It might have been simpler to ask what makes a bad centre-pin.
Or, to avoid unnecessary offence, what has put you off a 'pin that other people rave about?
F'rinstance, I have a Match Aerial. Bought, lightly used, around 1970 and still not properly run in, 'cos I'm just not good enough. I watched in awe as Billy Lane demonstrated centre-pin casts with one of these, at a show in the mid sixties, and he could make it do all but sing.
It reduces me to a sobbing wreck, unless I've packed a Rapidex, Trudex, or Speedia as back-up. The arbour is too shallow for me; the line spills off the side of the spool if the faintest breeze discovers an inch of slack line that I have negligently allowed to form.
The other three quietly and efficiently file it under "Line" and stow it away as hoped.

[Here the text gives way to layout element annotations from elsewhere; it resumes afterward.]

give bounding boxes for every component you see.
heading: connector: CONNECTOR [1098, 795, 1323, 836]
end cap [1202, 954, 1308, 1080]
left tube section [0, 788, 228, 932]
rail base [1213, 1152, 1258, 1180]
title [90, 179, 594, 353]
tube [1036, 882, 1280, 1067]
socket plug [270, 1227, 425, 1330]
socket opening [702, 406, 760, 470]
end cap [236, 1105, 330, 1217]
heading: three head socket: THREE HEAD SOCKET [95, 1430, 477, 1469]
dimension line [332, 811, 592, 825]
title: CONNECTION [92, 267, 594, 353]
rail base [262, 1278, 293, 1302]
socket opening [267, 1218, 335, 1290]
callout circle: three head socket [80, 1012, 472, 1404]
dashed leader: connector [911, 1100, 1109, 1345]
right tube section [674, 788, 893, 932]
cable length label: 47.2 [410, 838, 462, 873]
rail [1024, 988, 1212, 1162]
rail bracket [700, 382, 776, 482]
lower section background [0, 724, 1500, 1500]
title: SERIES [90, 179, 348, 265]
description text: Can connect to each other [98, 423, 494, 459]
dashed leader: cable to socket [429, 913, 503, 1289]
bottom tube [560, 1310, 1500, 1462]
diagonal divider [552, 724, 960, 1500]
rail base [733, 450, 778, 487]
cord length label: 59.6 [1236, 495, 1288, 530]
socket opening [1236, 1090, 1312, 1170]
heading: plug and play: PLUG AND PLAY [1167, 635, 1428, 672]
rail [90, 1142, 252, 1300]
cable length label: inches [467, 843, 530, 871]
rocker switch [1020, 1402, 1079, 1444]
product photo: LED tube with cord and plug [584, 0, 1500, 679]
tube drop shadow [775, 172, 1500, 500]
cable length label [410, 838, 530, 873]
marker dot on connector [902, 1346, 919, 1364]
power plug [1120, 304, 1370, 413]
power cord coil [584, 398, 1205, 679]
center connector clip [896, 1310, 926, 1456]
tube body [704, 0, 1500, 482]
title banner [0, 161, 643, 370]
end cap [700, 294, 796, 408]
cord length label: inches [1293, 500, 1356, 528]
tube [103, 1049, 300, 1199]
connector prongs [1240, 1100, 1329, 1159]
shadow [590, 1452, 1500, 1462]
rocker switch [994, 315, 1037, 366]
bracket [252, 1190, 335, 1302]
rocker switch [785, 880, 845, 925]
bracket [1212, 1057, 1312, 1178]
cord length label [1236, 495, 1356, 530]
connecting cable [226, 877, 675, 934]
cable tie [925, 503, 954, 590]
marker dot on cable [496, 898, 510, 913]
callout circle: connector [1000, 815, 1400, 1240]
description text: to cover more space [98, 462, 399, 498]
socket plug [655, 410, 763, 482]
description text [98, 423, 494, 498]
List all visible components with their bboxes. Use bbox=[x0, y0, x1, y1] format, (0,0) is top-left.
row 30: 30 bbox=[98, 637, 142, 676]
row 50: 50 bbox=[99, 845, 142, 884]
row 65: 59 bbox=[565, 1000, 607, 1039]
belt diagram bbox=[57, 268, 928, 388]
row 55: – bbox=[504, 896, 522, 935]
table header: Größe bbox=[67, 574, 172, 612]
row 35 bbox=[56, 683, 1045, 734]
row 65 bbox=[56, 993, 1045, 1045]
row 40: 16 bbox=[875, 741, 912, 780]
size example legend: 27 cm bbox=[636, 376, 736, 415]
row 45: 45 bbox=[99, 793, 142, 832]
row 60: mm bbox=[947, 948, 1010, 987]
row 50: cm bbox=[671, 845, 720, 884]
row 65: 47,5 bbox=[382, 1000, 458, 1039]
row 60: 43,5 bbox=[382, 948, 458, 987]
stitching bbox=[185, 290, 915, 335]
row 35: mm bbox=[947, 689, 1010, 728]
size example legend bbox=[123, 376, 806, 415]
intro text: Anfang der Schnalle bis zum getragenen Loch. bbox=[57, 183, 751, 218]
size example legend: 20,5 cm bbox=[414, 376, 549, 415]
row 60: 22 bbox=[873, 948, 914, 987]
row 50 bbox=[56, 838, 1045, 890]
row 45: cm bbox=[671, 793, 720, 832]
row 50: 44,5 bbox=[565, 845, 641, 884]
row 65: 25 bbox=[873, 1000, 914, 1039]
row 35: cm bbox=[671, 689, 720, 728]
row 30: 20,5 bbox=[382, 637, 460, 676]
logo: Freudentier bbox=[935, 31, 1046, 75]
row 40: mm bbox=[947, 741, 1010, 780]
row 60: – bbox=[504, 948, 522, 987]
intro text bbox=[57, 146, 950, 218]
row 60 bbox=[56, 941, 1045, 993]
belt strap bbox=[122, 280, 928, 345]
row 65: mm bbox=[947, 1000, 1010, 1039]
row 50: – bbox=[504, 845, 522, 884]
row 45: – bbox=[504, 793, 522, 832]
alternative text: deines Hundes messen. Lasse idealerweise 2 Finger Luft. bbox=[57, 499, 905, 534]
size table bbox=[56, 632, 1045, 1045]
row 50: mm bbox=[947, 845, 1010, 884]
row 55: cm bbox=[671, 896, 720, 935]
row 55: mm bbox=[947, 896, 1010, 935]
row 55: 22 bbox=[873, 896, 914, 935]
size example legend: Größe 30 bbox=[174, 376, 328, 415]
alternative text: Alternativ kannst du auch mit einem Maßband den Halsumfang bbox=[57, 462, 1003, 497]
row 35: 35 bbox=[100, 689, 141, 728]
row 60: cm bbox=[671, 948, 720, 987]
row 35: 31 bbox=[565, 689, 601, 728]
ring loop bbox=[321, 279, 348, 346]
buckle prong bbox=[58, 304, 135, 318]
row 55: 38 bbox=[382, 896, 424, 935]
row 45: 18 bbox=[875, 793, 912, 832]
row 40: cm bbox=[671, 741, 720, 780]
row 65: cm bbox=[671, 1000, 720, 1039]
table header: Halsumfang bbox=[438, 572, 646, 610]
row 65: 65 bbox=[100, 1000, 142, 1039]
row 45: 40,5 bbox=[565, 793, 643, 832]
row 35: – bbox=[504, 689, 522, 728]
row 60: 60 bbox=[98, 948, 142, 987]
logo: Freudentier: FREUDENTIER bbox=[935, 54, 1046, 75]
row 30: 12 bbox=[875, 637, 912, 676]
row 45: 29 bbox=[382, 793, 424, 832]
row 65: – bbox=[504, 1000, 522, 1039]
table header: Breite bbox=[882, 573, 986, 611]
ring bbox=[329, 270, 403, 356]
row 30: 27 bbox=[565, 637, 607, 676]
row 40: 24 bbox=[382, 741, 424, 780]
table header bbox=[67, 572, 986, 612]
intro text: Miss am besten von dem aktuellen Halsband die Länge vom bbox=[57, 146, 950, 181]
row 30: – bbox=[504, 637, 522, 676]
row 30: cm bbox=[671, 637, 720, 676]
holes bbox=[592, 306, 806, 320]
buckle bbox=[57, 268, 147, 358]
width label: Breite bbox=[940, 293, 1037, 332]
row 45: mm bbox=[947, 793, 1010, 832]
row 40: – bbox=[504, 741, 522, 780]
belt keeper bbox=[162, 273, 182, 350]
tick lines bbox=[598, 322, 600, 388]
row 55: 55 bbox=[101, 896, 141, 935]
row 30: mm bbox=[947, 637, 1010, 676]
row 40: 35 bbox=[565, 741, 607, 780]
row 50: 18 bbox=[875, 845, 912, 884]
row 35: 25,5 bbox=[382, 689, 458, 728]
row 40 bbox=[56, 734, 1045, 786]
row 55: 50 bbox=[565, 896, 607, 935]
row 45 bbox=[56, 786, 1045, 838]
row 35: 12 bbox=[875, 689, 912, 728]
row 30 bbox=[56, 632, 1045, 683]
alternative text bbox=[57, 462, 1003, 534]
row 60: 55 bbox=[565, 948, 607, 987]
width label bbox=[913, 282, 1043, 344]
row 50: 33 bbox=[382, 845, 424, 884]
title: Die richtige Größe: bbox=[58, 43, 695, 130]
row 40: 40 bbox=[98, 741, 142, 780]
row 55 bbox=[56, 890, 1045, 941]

But even they are not without their vices: The check lever on the Speedia is sharp enough to cut the line if you bully a chub while having failed to notice that a really unforgivable loop has gotten round it (and that was a float I made decades back and really loved, macrame-d forever into a reed-bed); the Rapidex was made for speed-demon matchmen fishing ten-yard swims, and the drum is a bit narrow (made tolerable by that new-fangled nylon) and the cage inhibits Wallis-casting; the only real criticism I've heard of the Trudex is that the lugs for attaching the line-guard are a mite ugly. True, but it's a fishing reel, not a posing pouch.
Better reels are available, but not at the sort of prices I can run to!
I bought one of those "Black Zero" bearings jobs for £7.50 in a sale; the only fault I can find is the lack of a compensating drag, an omission it shares with the later model Hardy Conquest, and means you have to be as vigilant against overruns when trying to relax by a pond as while trotting till your eyes bleed on a river.
My petrol-splitter has a Young's Heritage which looks dam' near perfect to me - wider drum, turned arbour, micro-drag... as does the Purist, which also has an unpierced back, which must help keep the muck out. At the prices asked, though, I doubt if I'll ever find out, and don't really mind; it'll be a lotta dosh for a tiny advantage.